2008-02-24

sovay: (Rotwang)
I meant to put up this post last night, but my brain closed up shop first. (And now the hour of Oscar approaches, which I may or may not watch this year. I have seen more nominated films than ever before in my life.) Last night we watched The Assassination of Jesse James by the Coward Robert Ford. I loved it; I had not expected to. But while I know nothing about the novel from which the screenplay was adapted, the finished film reminded me of nothing so much as Angela Carter's "The Fall River Axe Murders" or "The Cabinet of Edgar Allan Poe"—a fantasia on the life of Robert Ford and the death of Jesse James, grounded in such historical detail that it feels simultaneously naturalistic and stylized, which is some kind of neat trick.

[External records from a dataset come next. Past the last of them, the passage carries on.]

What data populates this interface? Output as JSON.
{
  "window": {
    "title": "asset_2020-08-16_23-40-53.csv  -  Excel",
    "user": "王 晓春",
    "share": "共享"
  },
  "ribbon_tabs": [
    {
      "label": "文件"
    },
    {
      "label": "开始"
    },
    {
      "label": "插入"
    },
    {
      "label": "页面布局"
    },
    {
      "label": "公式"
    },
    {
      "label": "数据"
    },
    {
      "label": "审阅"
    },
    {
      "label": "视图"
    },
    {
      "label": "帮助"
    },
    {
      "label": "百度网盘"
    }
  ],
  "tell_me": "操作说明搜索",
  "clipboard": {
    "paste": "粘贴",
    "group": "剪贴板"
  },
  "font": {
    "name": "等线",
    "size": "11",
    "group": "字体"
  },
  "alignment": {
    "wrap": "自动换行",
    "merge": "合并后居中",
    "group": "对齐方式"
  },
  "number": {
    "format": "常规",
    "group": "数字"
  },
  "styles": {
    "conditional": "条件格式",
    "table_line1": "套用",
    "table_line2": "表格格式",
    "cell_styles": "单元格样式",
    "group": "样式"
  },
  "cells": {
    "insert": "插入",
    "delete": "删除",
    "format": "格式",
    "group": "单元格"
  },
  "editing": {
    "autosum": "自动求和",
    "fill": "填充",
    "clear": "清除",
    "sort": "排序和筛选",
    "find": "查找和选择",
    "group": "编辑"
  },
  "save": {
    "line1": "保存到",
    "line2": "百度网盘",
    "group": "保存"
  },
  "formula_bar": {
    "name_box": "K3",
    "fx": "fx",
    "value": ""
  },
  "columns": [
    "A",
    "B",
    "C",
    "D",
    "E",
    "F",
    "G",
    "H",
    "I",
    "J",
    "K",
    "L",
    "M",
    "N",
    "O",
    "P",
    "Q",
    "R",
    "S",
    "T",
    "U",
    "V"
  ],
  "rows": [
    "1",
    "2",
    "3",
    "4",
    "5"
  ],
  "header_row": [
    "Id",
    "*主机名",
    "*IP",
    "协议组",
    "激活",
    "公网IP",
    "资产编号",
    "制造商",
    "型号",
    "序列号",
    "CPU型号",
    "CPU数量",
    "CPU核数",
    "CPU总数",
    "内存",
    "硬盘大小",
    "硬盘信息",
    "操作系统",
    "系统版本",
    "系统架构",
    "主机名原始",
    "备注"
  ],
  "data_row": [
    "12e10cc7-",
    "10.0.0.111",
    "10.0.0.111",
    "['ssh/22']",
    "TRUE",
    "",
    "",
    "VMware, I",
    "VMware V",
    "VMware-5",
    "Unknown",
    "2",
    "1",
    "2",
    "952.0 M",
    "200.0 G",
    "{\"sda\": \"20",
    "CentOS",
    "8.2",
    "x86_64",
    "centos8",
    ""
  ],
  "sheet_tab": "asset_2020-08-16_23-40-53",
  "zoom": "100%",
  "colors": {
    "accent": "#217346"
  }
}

It is not stagy, because there are shots that could only be composed on film, but it is theatrical. There's a narrator who exists outside the frame of the film, who communicates to the audience facts to which the characters are not privy and occasionally admits to gaps in the historical record. The cinematography has the kind of fetishistic specificity that charges ordinary objects with significance, clouds, a grainfield under snow, the hands of a clock, a coffee cup stirred with a spoon, lightstruck and anatomized like holy relics; it would be over-the-top except that it works. "Rooms seemed hotter when he was in them," the narrator tells us of Jesse James, in the very first lines of the film. "Rain fell straighter. Clocks slowed. Sounds were amplified." We will observe these phenomena in action and they do not feel like plodding literalism, over-concretized metaphors, they feel like the truth. (Outside, above, in the already burning air, see! the angel of death roosts on the roof-tree.) You see everything, even if you cannot yet tell what is a Chekhovian gun on the wall and what is simply the all-tabulating eye of the cinematographer or the writer. In some scenes, it becomes oppressive; in others, it's simply beautiful. Always it reminds you that this is how things happened, even if they didn't.

And there is the man who shot Jesse James himself, Robert Ford, who even in a film in which he takes up the majority of the screen time receives second billing. Historical irony, eat your heart out.

Either you are a saint; or a stranger. )

And if for any conceivable reason a film should need to be made of "John Ford's 'Tis Pity She's a Whore," Andrew Dominik is the man I nominate to make it.